Emily Bell for the Columbia Journalism Review shares some interesting ideas how digital platforms and journalism may come together after all.

An Ivy League professor who spent 4 months working in a South Bronx check-cashing store says we're getting it all wrong

"It felt like the only way I could answer this question: If alternative financial service providers are so bad — if they're so predatory and so sleazy and so much in the business of taking advantage of people — why are people using them in growing numbers?" Servon said.
Servon recounts her journey in her new book, "The Unbanking of America: How the New Middle Class Survives," which came out in January.
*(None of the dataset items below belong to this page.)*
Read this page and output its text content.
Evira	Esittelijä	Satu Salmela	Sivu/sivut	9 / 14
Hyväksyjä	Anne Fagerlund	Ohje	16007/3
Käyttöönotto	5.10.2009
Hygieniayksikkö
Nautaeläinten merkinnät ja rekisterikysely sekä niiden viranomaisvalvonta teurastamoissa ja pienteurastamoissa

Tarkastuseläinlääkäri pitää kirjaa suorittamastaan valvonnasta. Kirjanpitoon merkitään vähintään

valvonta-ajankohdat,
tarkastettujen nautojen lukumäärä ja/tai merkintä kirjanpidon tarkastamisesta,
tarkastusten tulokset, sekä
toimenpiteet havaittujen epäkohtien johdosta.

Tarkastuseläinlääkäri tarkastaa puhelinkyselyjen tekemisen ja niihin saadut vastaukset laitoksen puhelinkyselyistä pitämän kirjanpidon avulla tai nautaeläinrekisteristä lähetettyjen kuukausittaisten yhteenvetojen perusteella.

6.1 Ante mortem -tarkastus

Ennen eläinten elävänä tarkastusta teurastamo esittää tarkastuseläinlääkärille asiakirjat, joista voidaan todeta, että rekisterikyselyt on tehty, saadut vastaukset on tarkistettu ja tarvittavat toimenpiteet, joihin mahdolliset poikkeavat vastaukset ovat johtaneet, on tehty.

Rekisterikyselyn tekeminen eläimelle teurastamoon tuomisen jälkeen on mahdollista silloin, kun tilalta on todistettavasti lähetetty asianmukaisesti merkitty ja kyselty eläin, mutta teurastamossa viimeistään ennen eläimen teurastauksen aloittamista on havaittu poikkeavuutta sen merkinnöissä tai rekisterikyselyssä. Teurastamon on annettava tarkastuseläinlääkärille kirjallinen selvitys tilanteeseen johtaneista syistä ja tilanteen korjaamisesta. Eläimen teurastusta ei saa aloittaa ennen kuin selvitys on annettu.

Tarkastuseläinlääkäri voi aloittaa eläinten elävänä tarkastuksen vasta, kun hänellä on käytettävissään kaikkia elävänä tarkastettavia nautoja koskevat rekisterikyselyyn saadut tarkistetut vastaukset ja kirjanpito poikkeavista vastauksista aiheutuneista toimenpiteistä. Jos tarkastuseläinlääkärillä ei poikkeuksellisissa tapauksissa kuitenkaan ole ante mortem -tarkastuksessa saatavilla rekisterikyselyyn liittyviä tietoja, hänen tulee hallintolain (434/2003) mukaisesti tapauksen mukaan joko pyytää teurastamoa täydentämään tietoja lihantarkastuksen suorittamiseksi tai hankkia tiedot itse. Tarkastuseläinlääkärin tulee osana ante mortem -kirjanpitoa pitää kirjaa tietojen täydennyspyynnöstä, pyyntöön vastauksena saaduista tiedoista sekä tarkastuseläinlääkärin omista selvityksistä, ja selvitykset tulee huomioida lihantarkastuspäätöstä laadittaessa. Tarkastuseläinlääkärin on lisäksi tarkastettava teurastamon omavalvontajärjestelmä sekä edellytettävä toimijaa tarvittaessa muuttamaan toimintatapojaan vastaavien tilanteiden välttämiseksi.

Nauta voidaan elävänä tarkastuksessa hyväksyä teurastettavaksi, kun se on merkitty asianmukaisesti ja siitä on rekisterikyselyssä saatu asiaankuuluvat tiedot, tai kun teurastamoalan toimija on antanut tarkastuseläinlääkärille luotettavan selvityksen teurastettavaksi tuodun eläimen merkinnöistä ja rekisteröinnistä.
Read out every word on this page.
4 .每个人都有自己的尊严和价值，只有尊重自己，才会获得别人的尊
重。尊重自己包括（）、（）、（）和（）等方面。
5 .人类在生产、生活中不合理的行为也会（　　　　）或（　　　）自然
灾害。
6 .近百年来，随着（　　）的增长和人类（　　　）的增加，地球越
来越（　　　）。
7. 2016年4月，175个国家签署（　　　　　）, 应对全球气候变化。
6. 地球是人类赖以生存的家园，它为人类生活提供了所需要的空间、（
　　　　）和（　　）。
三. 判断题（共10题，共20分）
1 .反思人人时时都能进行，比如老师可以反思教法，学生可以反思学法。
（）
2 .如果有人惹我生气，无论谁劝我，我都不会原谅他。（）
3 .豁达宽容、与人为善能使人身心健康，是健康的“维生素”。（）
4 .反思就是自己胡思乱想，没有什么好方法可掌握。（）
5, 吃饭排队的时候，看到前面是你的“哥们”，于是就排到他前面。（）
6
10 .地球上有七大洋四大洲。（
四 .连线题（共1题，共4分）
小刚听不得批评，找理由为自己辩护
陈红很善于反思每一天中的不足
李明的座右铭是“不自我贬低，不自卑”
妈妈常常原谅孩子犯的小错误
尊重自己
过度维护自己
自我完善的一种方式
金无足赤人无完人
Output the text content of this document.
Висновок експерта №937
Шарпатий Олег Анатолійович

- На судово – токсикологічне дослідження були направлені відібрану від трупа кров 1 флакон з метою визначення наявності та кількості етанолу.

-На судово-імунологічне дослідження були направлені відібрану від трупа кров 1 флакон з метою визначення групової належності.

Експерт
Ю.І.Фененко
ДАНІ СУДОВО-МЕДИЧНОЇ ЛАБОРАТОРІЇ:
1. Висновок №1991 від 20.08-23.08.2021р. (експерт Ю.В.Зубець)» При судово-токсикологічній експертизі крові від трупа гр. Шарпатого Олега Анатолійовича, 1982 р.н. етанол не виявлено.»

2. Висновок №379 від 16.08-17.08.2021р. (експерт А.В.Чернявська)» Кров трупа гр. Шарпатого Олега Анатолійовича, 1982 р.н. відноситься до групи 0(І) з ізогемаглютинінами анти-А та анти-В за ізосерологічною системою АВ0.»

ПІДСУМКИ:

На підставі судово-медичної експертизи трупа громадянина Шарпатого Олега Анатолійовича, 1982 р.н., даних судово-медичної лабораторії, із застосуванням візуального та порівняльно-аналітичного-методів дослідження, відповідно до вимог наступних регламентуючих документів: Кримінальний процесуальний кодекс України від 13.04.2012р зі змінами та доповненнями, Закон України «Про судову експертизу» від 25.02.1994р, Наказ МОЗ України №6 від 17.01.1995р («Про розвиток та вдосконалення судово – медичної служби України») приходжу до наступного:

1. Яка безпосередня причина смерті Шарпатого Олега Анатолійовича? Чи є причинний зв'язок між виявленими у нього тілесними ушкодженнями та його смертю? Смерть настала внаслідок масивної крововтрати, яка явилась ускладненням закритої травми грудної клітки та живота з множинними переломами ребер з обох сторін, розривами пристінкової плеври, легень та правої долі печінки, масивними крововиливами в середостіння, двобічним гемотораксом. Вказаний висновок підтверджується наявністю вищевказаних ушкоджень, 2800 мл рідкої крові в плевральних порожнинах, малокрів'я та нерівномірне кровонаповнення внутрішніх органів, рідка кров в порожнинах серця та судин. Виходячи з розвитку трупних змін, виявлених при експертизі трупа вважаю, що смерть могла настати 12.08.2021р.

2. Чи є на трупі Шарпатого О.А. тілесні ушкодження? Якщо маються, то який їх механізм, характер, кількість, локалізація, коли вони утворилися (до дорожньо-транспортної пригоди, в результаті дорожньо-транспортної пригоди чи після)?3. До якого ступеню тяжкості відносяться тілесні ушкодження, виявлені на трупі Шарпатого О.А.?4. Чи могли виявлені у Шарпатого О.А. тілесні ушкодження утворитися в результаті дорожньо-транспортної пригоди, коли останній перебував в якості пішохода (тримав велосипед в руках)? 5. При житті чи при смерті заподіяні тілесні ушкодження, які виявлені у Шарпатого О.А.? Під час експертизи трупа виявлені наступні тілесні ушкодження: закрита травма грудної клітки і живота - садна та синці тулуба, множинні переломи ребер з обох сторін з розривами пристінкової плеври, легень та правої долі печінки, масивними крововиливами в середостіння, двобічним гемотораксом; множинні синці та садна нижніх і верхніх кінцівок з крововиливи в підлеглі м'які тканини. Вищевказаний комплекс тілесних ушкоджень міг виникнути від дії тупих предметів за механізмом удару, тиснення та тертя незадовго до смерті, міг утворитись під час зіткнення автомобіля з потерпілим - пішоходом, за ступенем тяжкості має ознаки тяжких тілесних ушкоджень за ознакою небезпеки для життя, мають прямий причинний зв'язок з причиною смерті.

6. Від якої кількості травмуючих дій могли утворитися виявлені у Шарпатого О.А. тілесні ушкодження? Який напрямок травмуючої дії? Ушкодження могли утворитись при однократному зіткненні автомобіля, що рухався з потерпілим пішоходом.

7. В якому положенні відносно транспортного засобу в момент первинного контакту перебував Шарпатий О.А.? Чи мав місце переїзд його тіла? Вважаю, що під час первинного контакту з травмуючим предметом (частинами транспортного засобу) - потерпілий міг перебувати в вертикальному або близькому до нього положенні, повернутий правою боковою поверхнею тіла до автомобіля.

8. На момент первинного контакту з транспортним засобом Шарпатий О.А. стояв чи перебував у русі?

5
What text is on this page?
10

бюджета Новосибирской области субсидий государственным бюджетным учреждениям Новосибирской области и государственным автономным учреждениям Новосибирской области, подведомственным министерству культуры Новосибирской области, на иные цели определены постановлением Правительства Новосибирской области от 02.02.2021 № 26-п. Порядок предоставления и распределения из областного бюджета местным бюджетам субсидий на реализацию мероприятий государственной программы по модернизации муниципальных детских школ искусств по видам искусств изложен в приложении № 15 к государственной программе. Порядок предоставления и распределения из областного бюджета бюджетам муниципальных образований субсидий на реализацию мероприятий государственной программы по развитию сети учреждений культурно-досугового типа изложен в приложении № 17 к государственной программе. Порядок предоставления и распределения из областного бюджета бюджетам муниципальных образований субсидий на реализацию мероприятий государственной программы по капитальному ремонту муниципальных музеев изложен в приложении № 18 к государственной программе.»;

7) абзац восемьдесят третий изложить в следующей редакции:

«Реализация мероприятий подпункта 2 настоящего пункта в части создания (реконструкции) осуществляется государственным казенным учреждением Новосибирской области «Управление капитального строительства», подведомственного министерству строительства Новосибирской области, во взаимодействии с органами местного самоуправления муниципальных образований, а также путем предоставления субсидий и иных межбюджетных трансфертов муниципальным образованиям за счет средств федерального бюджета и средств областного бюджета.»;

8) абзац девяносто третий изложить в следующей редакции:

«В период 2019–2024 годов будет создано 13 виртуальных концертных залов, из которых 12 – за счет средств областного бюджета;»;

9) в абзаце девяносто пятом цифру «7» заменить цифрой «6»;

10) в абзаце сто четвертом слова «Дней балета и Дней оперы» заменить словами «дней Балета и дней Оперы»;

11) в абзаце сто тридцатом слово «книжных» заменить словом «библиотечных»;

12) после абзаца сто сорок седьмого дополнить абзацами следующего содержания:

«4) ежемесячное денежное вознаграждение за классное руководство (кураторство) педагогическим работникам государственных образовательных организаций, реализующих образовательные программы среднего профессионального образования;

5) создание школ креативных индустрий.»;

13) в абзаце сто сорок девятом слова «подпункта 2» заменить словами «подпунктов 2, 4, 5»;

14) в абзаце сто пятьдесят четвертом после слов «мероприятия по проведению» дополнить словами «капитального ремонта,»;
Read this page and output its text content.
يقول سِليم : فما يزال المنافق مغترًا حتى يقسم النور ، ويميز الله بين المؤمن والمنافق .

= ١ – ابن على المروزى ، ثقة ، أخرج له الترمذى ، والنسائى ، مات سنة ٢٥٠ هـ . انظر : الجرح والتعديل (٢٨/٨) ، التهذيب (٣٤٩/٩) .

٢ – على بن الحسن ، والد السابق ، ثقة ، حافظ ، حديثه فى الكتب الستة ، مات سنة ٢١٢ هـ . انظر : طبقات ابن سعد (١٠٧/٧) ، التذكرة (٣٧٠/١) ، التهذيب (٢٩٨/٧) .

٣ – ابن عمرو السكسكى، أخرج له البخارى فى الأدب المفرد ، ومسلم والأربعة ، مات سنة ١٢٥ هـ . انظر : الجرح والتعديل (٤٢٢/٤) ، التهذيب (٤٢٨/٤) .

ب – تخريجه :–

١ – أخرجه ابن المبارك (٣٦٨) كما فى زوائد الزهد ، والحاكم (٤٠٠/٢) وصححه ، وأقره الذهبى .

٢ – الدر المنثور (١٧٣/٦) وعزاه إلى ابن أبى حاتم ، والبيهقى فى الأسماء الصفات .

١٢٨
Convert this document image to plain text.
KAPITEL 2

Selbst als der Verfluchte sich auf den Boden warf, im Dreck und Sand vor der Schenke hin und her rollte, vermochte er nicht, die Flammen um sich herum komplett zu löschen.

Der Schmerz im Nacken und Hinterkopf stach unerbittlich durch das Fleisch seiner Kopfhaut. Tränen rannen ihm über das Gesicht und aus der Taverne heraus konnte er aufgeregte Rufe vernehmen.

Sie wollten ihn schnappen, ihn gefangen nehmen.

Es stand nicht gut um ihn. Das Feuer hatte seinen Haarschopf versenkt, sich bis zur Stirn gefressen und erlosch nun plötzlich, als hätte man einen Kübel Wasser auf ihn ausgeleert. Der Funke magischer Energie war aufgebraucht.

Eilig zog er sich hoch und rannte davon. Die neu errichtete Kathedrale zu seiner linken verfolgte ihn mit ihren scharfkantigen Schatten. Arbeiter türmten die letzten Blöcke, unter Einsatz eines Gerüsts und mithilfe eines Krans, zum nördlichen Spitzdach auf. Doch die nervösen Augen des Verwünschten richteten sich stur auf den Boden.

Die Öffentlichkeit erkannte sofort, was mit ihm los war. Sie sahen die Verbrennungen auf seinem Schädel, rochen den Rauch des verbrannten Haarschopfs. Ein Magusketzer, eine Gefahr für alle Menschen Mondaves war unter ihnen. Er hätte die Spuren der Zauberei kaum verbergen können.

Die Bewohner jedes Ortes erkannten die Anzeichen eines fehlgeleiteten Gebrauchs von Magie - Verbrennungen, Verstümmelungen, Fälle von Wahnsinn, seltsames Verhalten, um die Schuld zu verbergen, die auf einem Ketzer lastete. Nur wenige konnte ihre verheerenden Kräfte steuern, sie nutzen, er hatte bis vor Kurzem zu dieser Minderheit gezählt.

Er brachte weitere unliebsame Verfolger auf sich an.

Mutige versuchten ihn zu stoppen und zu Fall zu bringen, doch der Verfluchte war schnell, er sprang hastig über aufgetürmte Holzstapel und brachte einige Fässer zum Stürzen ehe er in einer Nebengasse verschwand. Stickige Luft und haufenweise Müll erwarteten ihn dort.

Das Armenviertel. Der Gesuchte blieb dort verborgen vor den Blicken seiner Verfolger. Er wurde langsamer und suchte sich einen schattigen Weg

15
The book seeks to untangle the reasons millions of Americans are fleeing the "broken banking system" and opting instead for alternative financial services in ever increasing numbers, providing many first-person accounts from people Servon encountered while working in the field.
Alex Morrell for Business Insider with an interesting case study of public ethnography.

Hot off the digital press

The moral dilemmas of journalism in Kenya’s politics of belonging

This thesis explores the strategies pursued by Kenyan journalists as they contend with “the politics of belonging” in their work, arguing that the choices journalists make in the micro-processes of news production can be understood and guided from a moral perspective. The study addresses lingering questions about how journalists experience and respond to social divisions that can be created in the dynamic interaction between ethnic identity, personal networks and competitive party politics that characterizes a politics of belonging.
PhD theses usually do not make for relaxing weekend reading, but my friend and IDS comrade's PhD on journalists in Kenya is definitely worth a look!

Academia


Big Pharma Quietly Enlists Leading Professors to Justify $1,000-Per-Day Drugs

the pharmaceutical industry is deploying economists and health care experts from the nation’s top universities. In scholarly articles, blogs and conferences, they lend their prestige to the lobbying blitz, without always disclosing their corporate ties.
Annie Waldman for ProPublica with a long-read on the close ties between academia and lobbyists (strangely enough you never read about anthropologists, peace researchers or media and communication experts in those investigative pieces...)

Big data problems we face today can be traced to the social ordering practices of the 19th century.

We are in a period that can reasonably be seen as the second ‘big data’ revolution and it is revolutionary because it challenges our accepted understanding of the world and not simply because of the volumes and velocity of data generation in our new digital information technologies. Many social categories were designed to control, coerce and even oppress their targets. The poor, the unmarried mother, the illegitimate child, the black, the unemployed, the disabled, the dependent elderly – none of these social categories of person is a neutral framing of individual or collective circumstances. They are instead a judgement on their place in modernity and material grounds for research, analysis and policy interventions of various kinds. Two centuries after the first big data revolution many of these categories remain with us almost unchanged and, given what we know of their consequences, we have to ask what will be their situation when this second data revolution draws to a close?
Hamish Robertson and Joanne Travaglia for LSE Impact Blog with a historical review of data, counting, governmentality and big data!